The process of making this curry is incredibly therapeutic for me. The gentle act of sweating the onions, the rhythmic grinding of the spices in a mortar and pestle, and the careful addition of each ingredient feels almost meditative. It’s a chance to disconnect from the day’s stresses and focus on the creation of something delicious. The aroma that fills my kitchen while it simmers is intoxicating – a blend of earthy, spicy, and slightly sweet notes that promise a truly satisfying meal. And the best part? Clean-up is a breeze.

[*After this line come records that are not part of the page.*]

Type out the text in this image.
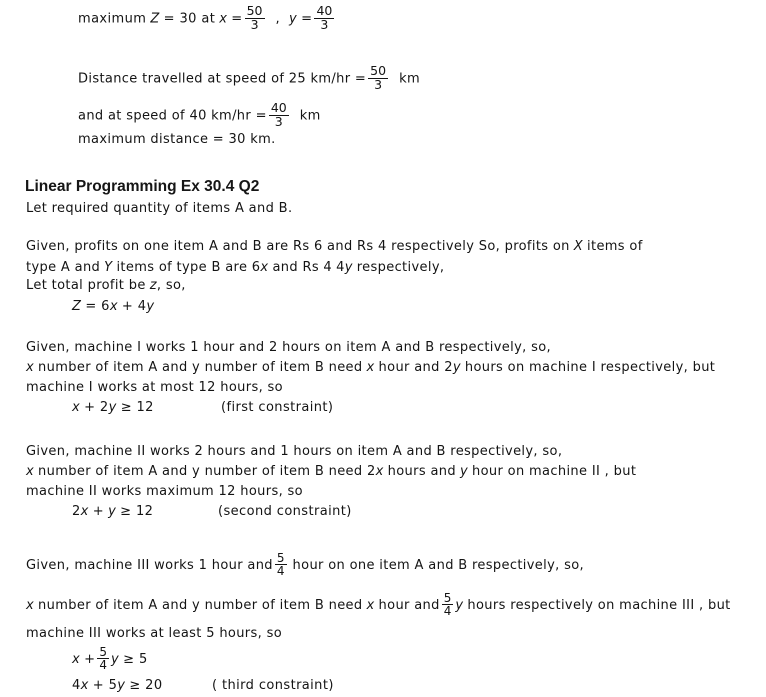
maximum Z = 30 at $x = \frac{50}{3}$ , $y = \frac{40}{3}$
Distance travelled at speed of 25 $km/hr = \frac{50}{3}$ km
and at speed of 40 $km/hr = \frac{40}{3}$ km
maximum distance = 30 km.
Linear Programming Ex 30.4 Q2
Let required quantity of items A and B.
Given, profits on one item A and B are Rs 6 and Rs 4 respectively So, profits on X items of
type A and Y items of type B are 6x and Rs 4 4y respectively,
Let total profit be z, so,
Z = 6x + 4y
Given, machine I works 1 hour and 2 hours on item A and B respectively, so,
x number of item A and y number of item B need x hour and 2y hours on machine I respectively, but
machine I works at most 12 hours, so
x + 2y ≥ 12	(first constraint)
Given, machine II works 2 hours and 1 hours on item A and B respectively, so,
x number of item A and y number of item B need 2x hours and y hour on machine II , but
machine II works maximum 12 hours, so
2x + y ≥ 12	(second constraint)
Given, machine III works 1 hour and $\frac{5}{4}$ hour on one item A and B respectively, so,
x number of item A and y number of item B need x hour and $\frac{5}{4}$ y hours respectively on machine III , but
machine III works at least 5 hours, so
$x + \frac{5}{4}$ y ≥ 5
4x + 5y ≥ 20	( third constraint)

This isn't just a recipe; it's a little piece of culinary escapism in my busy life. It's a reminder to slow down, savor the moment, and appreciate the simple pleasures of creating something delicious and nourishing. The Wild Garlic and White Bean Curry is more than just food; it's a moment of peace and a testament to the power of simple ingredients to create extraordinary flavors. Whether it's a weeknight dinner or a special occasion, this dish always brings a touch of elegance and comfort to my table. And the compliments? Oh, the compliments are always worth the effort. I encourage everyone to try this recipe; it's a culinary adventure well worth undertaking.

Beyond the Recipe: I often find myself reflecting on the journey of this recipe. It's not just about the steps involved, but the memories associated with it. The quiet evenings spent in the kitchen, the shared meals with friends and family, and the simple satisfaction of creating something delicious from humble ingredients. Food, for me, is not just sustenance; it’s a way to connect with my heritage, express my creativity, and share joy with those I love. The Wild Garlic and White Bean Curry embodies all of that, and so much more.

I hope you enjoy this recipe as much as I do. It's a testament to the fact that sophisticated flavors can be created with relatively simple techniques. Let me know if you try it and how it turns out – I would love to hear your experience! Happy cooking!

Step-by-step

    • Heat the oil in a large heavy pan over medium-low heat and sweat the onions until soft and translucent.
    • In a separate pan, warm all the spice seeds until they release their fragrance and just begin to jump in the pan. Tip into a mortar and grind with the pestle while still warm.
    • Add the warm ground spices to the onions along with the chiles, curry leaves, lime leaves, and cilantro. Cook for another 5 minutes over fairly low heat, then add the garlic, jaggery, lime juice, and fish sauce. Stir well and cook for 5 minutes.
    • Add the tomatoes, stir well, and cook for another 10 minutes, then add the fresh or cooked dried beans and coconut milk. Cook gently for 10 to 15 minutes (or until the beans are tender if cooking fresh).
    • While the curry is cooking, wash the wild garlic very well, picking over each leaf thoroughly for they can carry little stones.
    • A couple of minutes before serving the curry, add the wild garlic and cook until it is just wilted and soft. Don't overcook it—wild garlic should be bright and vibrant. Taste and adjust the seasoning if necessary. This curry should be soft, fragrant, gently sweet, sharp, and salty, with just enough heat to warm you.